11 thoughts on “Sec. Geithner’s Dead Ethics Alarm

  1. Pingback: Sec. Geithner's Dead Ethics Alarm « Ethics Alarms « Ethics Find

  2. When you hire most of your economic advisers from Goldman Sachs, and the rest of them with GS connections, you get what you pay for. To imagine that such people will do what’s good for the country above what’s good for themselves, and for GS, is, frankly, naive. It appears that you are unable or unwilling to imagine the extent of depravity and evil such people are capable of, but that doesn’t make them other than who they are.

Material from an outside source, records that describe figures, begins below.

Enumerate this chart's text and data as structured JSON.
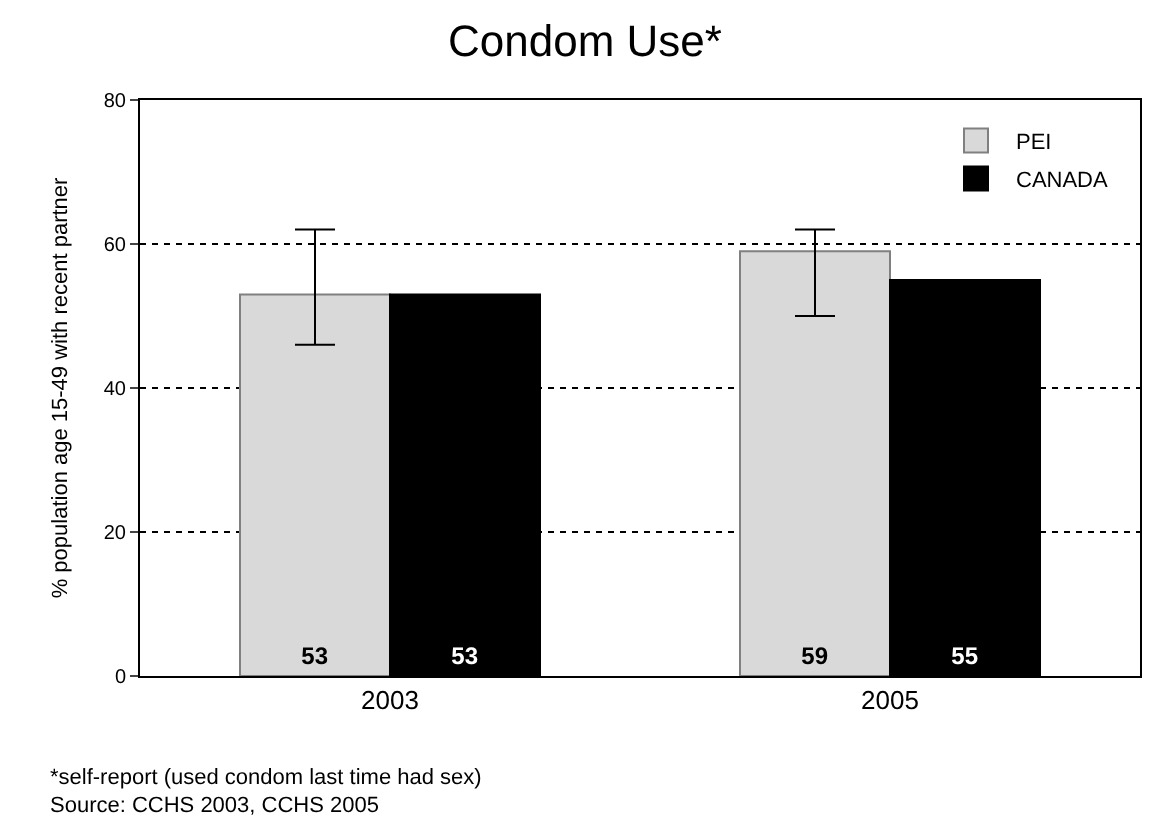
{
  "chart_data": {
    "type": "bar",
    "title": "Condom Use*",
    "ylabel": "% population age 15-49 with recent partner",
    "categories": [
      "2003",
      "2005"
    ],
    "series": [
      {
        "name": "PEI",
        "color": "#d9d9d9",
        "values": [
          53,
          59
        ],
        "errors": [
          [
            46,
            62
          ],
          [
            50,
            62
          ]
        ]
      },
      {
        "name": "CANADA",
        "color": "#000000",
        "values": [
          53,
          55
        ]
      }
    ],
    "ylim": [
      0,
      80
    ],
    "yticks": [
      0,
      20,
      40,
      60,
      80
    ],
    "grid": "y",
    "line_style": "dotted",
    "legend": "top right",
    "data_labels": true,
    "annotations": [
      "*self-report (used condom last time had sex)",
      "Source: CCHS 2003, CCHS 2005"
    ]
  }
}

  3. I’m not much of a fan of depravity or evil, or GS either, but I want a Treasury Secretary who understands that business, and that’s what appealed about Geithner’s appointment. His tax carelessness–or more likely, cheating–was a strong reason to ditch him, but the country’s situation at that time was truly desperate, so he got a pass.

    I think Jack’s judgment is too harsh. Geithner has friends all over the business. So would most people with the qualifications necessary for the job. He disclosed the arrangement publicly. There’s no conflict over and above his friendship.

    I think he’s not rich, by the way–he’s been living on a civil servant’s salary for years.

    • Hmmm.. so for which of these living arrangements would you think mere disclosure suffices for eliminating the “appearance of impropriety,” which is forbidden for all federal employees: 1) Justice Scalia rooming with the head of the Federalist Society; 2) The Interior Secretary being housed gratis by the CEO of Exxon 3)Eric Holder living in the guest house of the New Black Panthers leader, or 4) Dick Cheney being put up by the COB of Halliburton?
      My answer: disclosure doesn’t do a thing. Admitting you might be biased doesn’t eliminate the bias. All of these would be terrible, look terrible, decrease trust in the government, and show awful judgment. Just like Geithner.

  4. Appearance is a tricky thing to pin a decision on. I think Geithner is close to the line, but I’d clear him. He could say, “I didn’t do anything wrong, but I won’t do it again.”

  5. Hypothetical verdicts:
    1) Justice Scalia rooming with the head of the Federalist Society–improper
    2) The Interior Secretary being housed gratis by the CEO of Exxon–absolutely against the rules–beyond “appearance”
    3)Eric Holder living in the guest house of the New Black Panthers leader–ugly (and improper)
    4) Dick Cheney being put up by the COB of Halliburton?–not when he was VP

  6. Ditto, Kagan, on her 2005-2008 seat on an advisory council for GS, not to mention her misappropiation and alteration of medical opinion of the ACOG on partial-birth abortion to suit the Clinton administration’s inclusion as exception in passing abortion legislation. Why can’t we find honorable people who still know the ins and outs of the halls of high finance to be considered for government positions as economic advisors, not to mention the even more heinous insult of not being able to find them in life-appointments for those who rule on law?

  7. When someone holds a high office in government, they likewise hold a position of high trust. Having correspondingly high ethics should be parcel to this. I know it too rarely is… but that’s another issue!

    But ethics alone aren’t enough. The constant observance of propriety by word and deed, in practice and in image, must be extended to the citizens which the official serves. In Geithner’s case, he has time and again projected the arrogant presumption that he is not to be held to standards because of his position, but is himself a judge over lesser mortals. He has done with by word and deed since his nomination for Secretary. Nor has he displayed any mitigating competance in his job.

    Alexander Hamilton had his personal faults, too. But he was competant. That didn’t stop a corrupt politician (Aaron Burr) from gunning him down! If duelling were still legal, would we see a modern day repeat of that event? Geithner vs., say, Blago?!